Until construction is completed, the middle school would operate with a reduced student capacity at the site of Manito Day Treatment Services, an alternative school at 624 E. Philadelphia St. That building is capable of accommodating the Manito students and the charter school students.
Issues addressed?: York City board Vice President Tom Foust, who opposed the previous application, said it appears Lincoln has addressed some of the lingering issues.
He added, however, that Lincoln still would have to go through land development and financial negotiations before the building is guaranteed.
Rossum hopes to get the middle school operating at its temporary home by the fall. The York City district has up to 45 days to hold a public hearing on the application.
Unique program: If approved, Rossum said the new school's Homeland Security program would be one-of-a-kind in the state.
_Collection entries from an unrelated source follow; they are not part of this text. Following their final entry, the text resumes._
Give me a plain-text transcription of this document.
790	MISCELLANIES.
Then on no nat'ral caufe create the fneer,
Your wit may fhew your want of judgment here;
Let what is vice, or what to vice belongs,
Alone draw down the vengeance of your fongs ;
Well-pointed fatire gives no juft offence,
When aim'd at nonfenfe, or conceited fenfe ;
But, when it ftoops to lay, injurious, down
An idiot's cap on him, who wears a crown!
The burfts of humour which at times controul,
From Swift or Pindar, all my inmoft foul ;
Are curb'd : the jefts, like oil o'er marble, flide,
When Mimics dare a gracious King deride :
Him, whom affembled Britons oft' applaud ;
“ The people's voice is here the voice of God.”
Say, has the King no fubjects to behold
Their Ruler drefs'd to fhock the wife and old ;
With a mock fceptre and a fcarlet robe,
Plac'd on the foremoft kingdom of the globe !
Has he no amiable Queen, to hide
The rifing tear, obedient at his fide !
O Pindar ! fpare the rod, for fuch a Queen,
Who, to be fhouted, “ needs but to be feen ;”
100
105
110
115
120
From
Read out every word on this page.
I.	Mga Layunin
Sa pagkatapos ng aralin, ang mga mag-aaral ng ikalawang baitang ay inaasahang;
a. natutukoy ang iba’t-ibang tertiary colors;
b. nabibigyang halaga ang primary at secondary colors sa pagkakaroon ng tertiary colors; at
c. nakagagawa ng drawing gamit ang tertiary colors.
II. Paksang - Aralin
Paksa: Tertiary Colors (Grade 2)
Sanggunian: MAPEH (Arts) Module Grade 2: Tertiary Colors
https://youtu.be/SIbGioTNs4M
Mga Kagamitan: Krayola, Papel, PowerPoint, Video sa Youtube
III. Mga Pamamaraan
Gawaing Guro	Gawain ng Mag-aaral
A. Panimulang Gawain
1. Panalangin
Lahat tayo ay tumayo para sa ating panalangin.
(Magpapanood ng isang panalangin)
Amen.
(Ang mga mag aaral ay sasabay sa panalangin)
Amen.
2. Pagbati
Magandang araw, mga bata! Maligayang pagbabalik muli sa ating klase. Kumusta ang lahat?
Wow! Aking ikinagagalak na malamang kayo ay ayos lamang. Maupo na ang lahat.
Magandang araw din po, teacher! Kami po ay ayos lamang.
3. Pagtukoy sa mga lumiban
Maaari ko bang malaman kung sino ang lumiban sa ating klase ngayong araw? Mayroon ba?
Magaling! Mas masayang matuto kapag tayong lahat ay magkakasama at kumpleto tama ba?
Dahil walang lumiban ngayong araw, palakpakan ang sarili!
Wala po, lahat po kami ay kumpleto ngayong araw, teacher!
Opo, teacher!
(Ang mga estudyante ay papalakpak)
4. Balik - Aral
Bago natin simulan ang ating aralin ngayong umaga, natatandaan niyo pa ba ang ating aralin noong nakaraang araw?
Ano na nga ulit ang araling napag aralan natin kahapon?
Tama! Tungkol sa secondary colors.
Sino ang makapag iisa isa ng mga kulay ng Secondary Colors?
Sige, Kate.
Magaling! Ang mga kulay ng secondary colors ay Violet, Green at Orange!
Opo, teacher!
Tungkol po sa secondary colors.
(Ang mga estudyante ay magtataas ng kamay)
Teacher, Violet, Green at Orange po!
The idea wasn't thought of by Lincoln board members until after the first application was turned down for being too generic.
"It forced us to dig a little deeper on what we really wanted in the first place," Rossum said.
Students would receive training and instruction on topics such as emergency response, computer security and legal issues related to Homeland Security.
"This is where we are today, post Sept. 11," Rossum said. "We want to get kids hands-on experiences. ... This also gives our community an opportunity to be involved."
Lincoln's elementary school has test scores ranking in the top of all York City elementaries.
Board President Jeanette Torres could not be reached for comment Tuesday night. The board meets Wednesday night and will discuss the application, Foust said.